Irish border
An Irish police officer removes a Garda checkpoint sign at the Armagh and County Louth border between Northern Ireland and Ireland, during a visit by European Union Chief Negotiator for Brexit Michel Barnier. Reuters

You can understand why the Irish are upset about Brexit. It is, from their point of view, a wholly unlooked-for nuisance. If things go badly, trade with their chief market will be prejudiced and a border might return. If things go well, there could be pressure for Ireland to follow the UK. Neither option is palatable. Behind these concrete fears lies a more inchoate sense that Brexit heralds the return of a more assertive UK – something that disturbs the Irish psyche.

So we can surely forgive a certain degree of tetchiness in the tone of some Irish politicians. Following the Belfast Agreement and the Queen's visit to Dublin and Cork, UK-Ireland relations were as warm as they had ever been. As they see it, everything is now imperilled by a spasm of British nationalism.

Still, it's worth breaking down what the actual problem is, as opposed to the sense of grievance that surrounds it. The UK and Ireland have formed a common travel area for nearly a century. It existed before either state joined the EU, and it includes non-EU territories today – the Channel Islands and the Isle of Man. All sides agree that that that arrangement will continue. Commentators seem finally to have grasped that UK immigration policy doesn't depend on turning people away at the border, and that the idea of EU nationals flying to Dublin and sneaking into Newry is absurd: they could simply fly to Luton.

The issue at stake is not movement of people, but movement of goods. If Britain pursues a more open trade policy than the EU, with lower (or, ideally, no) tariffs, there will be a different customs regime. Although Dublin's protests are phrased in terms of avoiding a hard border, there is just as much concern about Ireland's competitiveness, especially in agriculture. Two thirds of Irish beef exports, for example, go to the UK. Once Britain starts buying cheap and delicious beef from Argentina, Australia and the United States, this market will suffer.

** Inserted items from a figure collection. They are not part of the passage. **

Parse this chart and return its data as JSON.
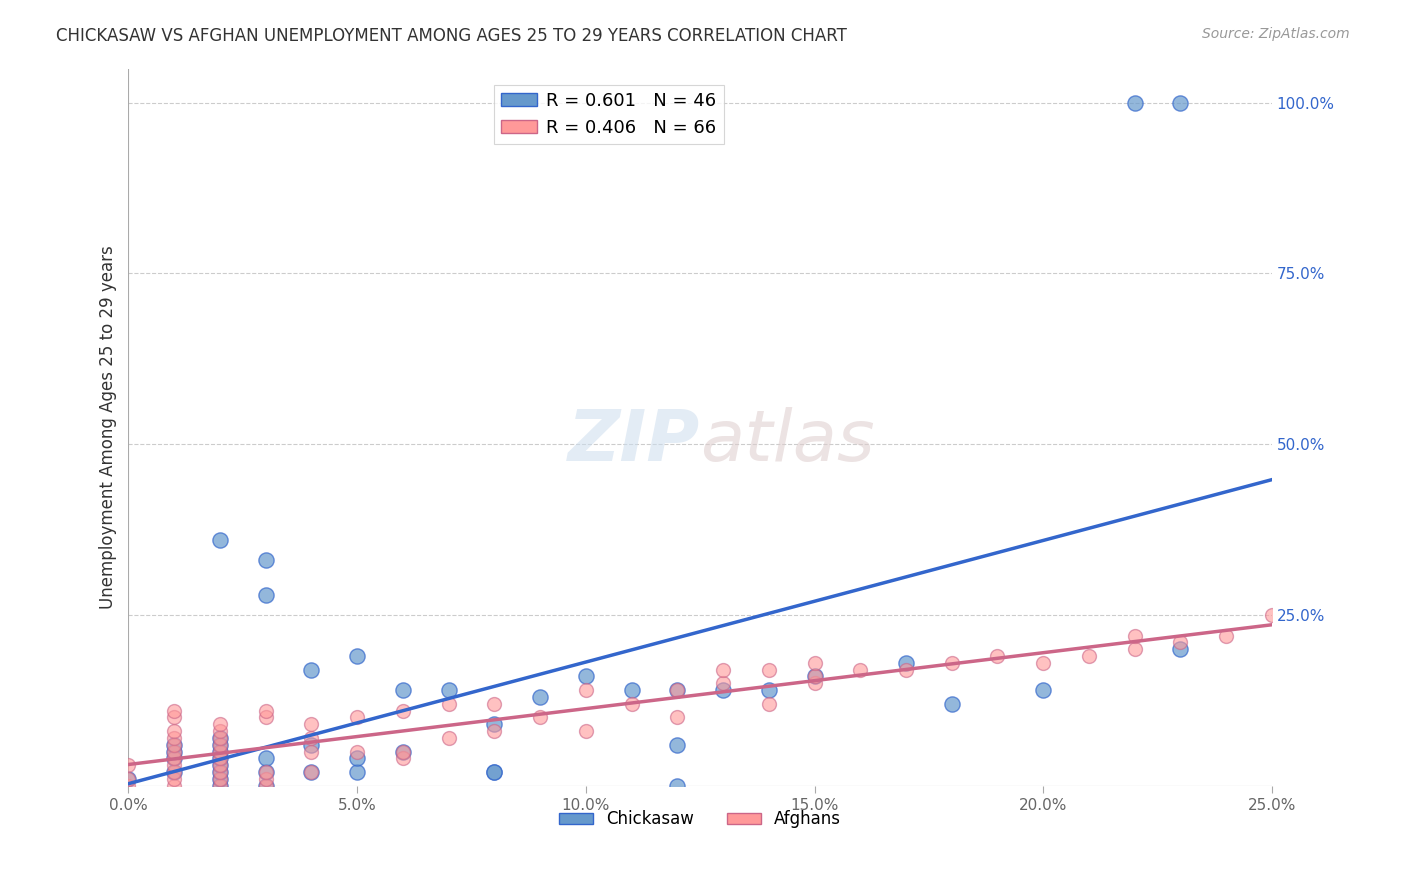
{
  "title": "CHICKASAW VS AFGHAN UNEMPLOYMENT AMONG AGES 25 TO 29 YEARS CORRELATION CHART",
  "source": "Source: ZipAtlas.com",
  "ylabel": "Unemployment Among Ages 25 to 29 years",
  "xlabel": "",
  "xlim": [
    0.0,
    0.25
  ],
  "ylim": [
    0.0,
    1.05
  ],
  "xtick_labels": [
    "0.0%",
    "5.0%",
    "10.0%",
    "15.0%",
    "20.0%",
    "25.0%"
  ],
  "xtick_vals": [
    0.0,
    0.05,
    0.1,
    0.15,
    0.2,
    0.25
  ],
  "ytick_labels": [
    "100.0%",
    "75.0%",
    "50.0%",
    "25.0%"
  ],
  "ytick_vals": [
    1.0,
    0.75,
    0.5,
    0.25
  ],
  "chickasaw_R": "0.601",
  "chickasaw_N": "46",
  "afghan_R": "0.406",
  "afghan_N": "66",
  "legend_labels": [
    "Chickasaw",
    "Afghans"
  ],
  "watermark_zip": "ZIP",
  "watermark_atlas": "atlas",
  "blue_color": "#6699CC",
  "pink_color": "#FF9999",
  "blue_line_color": "#3366CC",
  "pink_line_color": "#CC6688",
  "chickasaw_x": [
    0.0,
    0.01,
    0.01,
    0.01,
    0.01,
    0.02,
    0.02,
    0.02,
    0.02,
    0.02,
    0.02,
    0.02,
    0.02,
    0.02,
    0.03,
    0.03,
    0.03,
    0.03,
    0.03,
    0.04,
    0.04,
    0.04,
    0.05,
    0.05,
    0.05,
    0.06,
    0.06,
    0.07,
    0.08,
    0.08,
    0.08,
    0.09,
    0.1,
    0.11,
    0.12,
    0.12,
    0.12,
    0.13,
    0.14,
    0.15,
    0.17,
    0.18,
    0.2,
    0.22,
    0.23,
    0.23
  ],
  "chickasaw_y": [
    0.01,
    0.02,
    0.04,
    0.05,
    0.06,
    0.0,
    0.01,
    0.02,
    0.03,
    0.04,
    0.05,
    0.06,
    0.07,
    0.36,
    0.0,
    0.02,
    0.04,
    0.28,
    0.33,
    0.02,
    0.06,
    0.17,
    0.02,
    0.04,
    0.19,
    0.05,
    0.14,
    0.14,
    0.02,
    0.02,
    0.09,
    0.13,
    0.16,
    0.14,
    0.0,
    0.06,
    0.14,
    0.14,
    0.14,
    0.16,
    0.18,
    0.12,
    0.14,
    1.0,
    1.0,
    0.2
  ],
  "afghan_x": [
    0.0,
    0.0,
    0.0,
    0.01,
    0.01,
    0.01,
    0.01,
    0.01,
    0.01,
    0.01,
    0.01,
    0.01,
    0.01,
    0.01,
    0.02,
    0.02,
    0.02,
    0.02,
    0.02,
    0.02,
    0.02,
    0.02,
    0.02,
    0.02,
    0.03,
    0.03,
    0.03,
    0.03,
    0.03,
    0.04,
    0.04,
    0.04,
    0.04,
    0.05,
    0.05,
    0.06,
    0.06,
    0.06,
    0.07,
    0.07,
    0.08,
    0.08,
    0.09,
    0.1,
    0.1,
    0.11,
    0.12,
    0.12,
    0.13,
    0.13,
    0.14,
    0.14,
    0.15,
    0.15,
    0.15,
    0.16,
    0.17,
    0.18,
    0.19,
    0.2,
    0.21,
    0.22,
    0.22,
    0.23,
    0.24,
    0.25
  ],
  "afghan_y": [
    0.0,
    0.01,
    0.03,
    0.0,
    0.01,
    0.02,
    0.03,
    0.04,
    0.05,
    0.06,
    0.07,
    0.08,
    0.1,
    0.11,
    0.0,
    0.01,
    0.02,
    0.03,
    0.04,
    0.05,
    0.06,
    0.07,
    0.08,
    0.09,
    0.0,
    0.01,
    0.02,
    0.1,
    0.11,
    0.02,
    0.05,
    0.07,
    0.09,
    0.05,
    0.1,
    0.04,
    0.05,
    0.11,
    0.07,
    0.12,
    0.08,
    0.12,
    0.1,
    0.08,
    0.14,
    0.12,
    0.1,
    0.14,
    0.15,
    0.17,
    0.12,
    0.17,
    0.15,
    0.16,
    0.18,
    0.17,
    0.17,
    0.18,
    0.19,
    0.18,
    0.19,
    0.2,
    0.22,
    0.21,
    0.22,
    0.25
  ],
  "grid_color": "#CCCCCC",
  "background_color": "#FFFFFF"
}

Ireland's position is that the UK should stay in the customs union, but this is plainly not going to happen. Nor, frankly, is it a reasonable request. Imagine it the other way around. Suppose that Britain instructed Ireland to raise its rate of corporation tax so as to stop undercutting us. Irish politicians would quite rightly tell us to mind our own business. Indeed, this is precisely the line they take when Brussels tells them to do so.

It is one thing to want close relations, another to seek to dictate the internal affairs of a neighbouring country. Britain has gone as far as any country can go to offer a workable deal on the border. The physical infrastructure of a hard border is nowadays largely redundant. Customs declarations happen online and in advance, and blockchain will soon make all customs borders between advanced economies unnecessary. The border between EU Sweden and non-EU Norway, for example, is largely unpoliced, though the authorities of each country are allowed to carry out spot checks within 15 kilometres on either side. Non-EU Switzerland likewise has largely open borders. Frankly, in these two cases, even the minimal physical infrastructure that we see is largely a legacy of a unionised workforce. Starting with today's technology, the crossings would be completely open.

In any event – this point cannot be stressed too strongly – the UK has announced that it will not put up a border. It has offered two ways to keep the frontier open. Either by using number-plate recognition, licensing local businesses and hauliers to cross without checks and the like; or, if that isn't enough, to apply the EU's customs regime itself to any goods destined for onward transport. Both these schemes would obviate the need for physical infrastructure at the Irish border. But, if neither is good enough for Brussels, the UK will still not raise a border.

In other words, any border will be imposed by the EU on the Irish side. The UK side will remain open. Irish and EU politicians insist that this would still somehow be our fault, since we are creating the situation by leaving. That is ridiculous. We might as well argue that it is Ireland's fault for not leaving with us or, indeed, Ireland's fault for creating the border in the first place. The reality is that Britain will not erect a border. If there ends up being a border, it will be imposed by Dublin and Brussels.

To argue that it is Britain's responsibility to avoid the situation by contracting out its trade policy to Brussels is exactly analogous to arguing that Ireland should avoid it by leaving the EU customs union to rejoin the British one. Both are nonsensical propositions.

The way to avoid a border is to ensure that the overall trade deal between the UK and the EU maintains the current arrangements on veterinary checks and the like. It is possible to keep these things in place while allowing for a divergence in duties. Those are the talks that we ought to be holding. The delay is not on Britain's side.